#unmaskedselfiesinsolidarity
Paste-up of #unmaskedselfiesinsolidarity (2020) in the Foyer of RMIT’s School of Art. Image: Alison Bennett. 2021.
#unmaskedselfiesinsolidarity (2020) was a social media artwork engaging more than 300 participants over a one month period within the online and physical spaces of RMIT University, Australia. This artwork was activated on Facebook, Weibo and Instagram during the 2020 outbreak of the coronavirus in Wuhan, China, in response to expressions of fear and isolation, travel bans, and growing racism targeting international students. Through its messages of care alongside signs of solidarity from Chinese students suffering social isolation and related anxiety, #unmaskedselfiesinsolidarity employed the selfie to mobilise the individual self into the realm of socially engaged arts and public space.
Mobility and #unmaskedselfiesinsolidarity (2020)—from online platform to offline wallpaper—School of Art Foyer, RMIT Melbourne. Image: Klare Lanson, 2020.

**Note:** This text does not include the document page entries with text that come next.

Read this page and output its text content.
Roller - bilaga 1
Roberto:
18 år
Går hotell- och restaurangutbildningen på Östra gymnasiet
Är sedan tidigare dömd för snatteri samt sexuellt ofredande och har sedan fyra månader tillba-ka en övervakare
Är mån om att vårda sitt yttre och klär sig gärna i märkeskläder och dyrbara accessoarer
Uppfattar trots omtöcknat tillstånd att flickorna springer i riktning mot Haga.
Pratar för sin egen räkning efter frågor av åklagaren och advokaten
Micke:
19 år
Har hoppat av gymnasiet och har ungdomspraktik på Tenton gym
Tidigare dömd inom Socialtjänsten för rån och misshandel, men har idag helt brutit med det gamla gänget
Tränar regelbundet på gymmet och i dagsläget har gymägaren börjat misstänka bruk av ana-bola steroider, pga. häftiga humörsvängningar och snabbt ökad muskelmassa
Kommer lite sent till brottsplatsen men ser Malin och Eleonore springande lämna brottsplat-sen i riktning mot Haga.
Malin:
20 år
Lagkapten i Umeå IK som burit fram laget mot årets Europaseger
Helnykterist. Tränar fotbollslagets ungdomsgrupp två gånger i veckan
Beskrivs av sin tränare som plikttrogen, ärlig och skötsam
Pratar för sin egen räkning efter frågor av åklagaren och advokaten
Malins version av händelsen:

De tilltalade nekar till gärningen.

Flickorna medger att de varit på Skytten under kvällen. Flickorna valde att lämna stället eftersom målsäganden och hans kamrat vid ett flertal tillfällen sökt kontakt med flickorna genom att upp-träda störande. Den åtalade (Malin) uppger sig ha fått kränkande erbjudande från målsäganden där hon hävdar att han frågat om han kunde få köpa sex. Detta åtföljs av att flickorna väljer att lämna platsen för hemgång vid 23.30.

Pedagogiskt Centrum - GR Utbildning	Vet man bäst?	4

This project began with artist researchers Marnie Badham and Tammy
Wong Hulbert, based at RMIT University’s School of Art. They began conversing about a participatory art project as an act of care towards international students who were in lockdown in both China and in Melbourne, isolated
from their peers at university. With an interest in collaborative forms of DIT (Do
it Together) creative projects in community, and as a member of the Contemporary Art and Social Transformation (CAST) research group, I was invited to co-lead the project alongside Marnie Badham, Tammy Wong Hulbert, Sherry Lui, Isabella Capezio, and the RMIT Curatorial
Collective’s Chun Wai (Wilson) Yeung, Jan (Wing Ting) Sze and Rosina Yuan.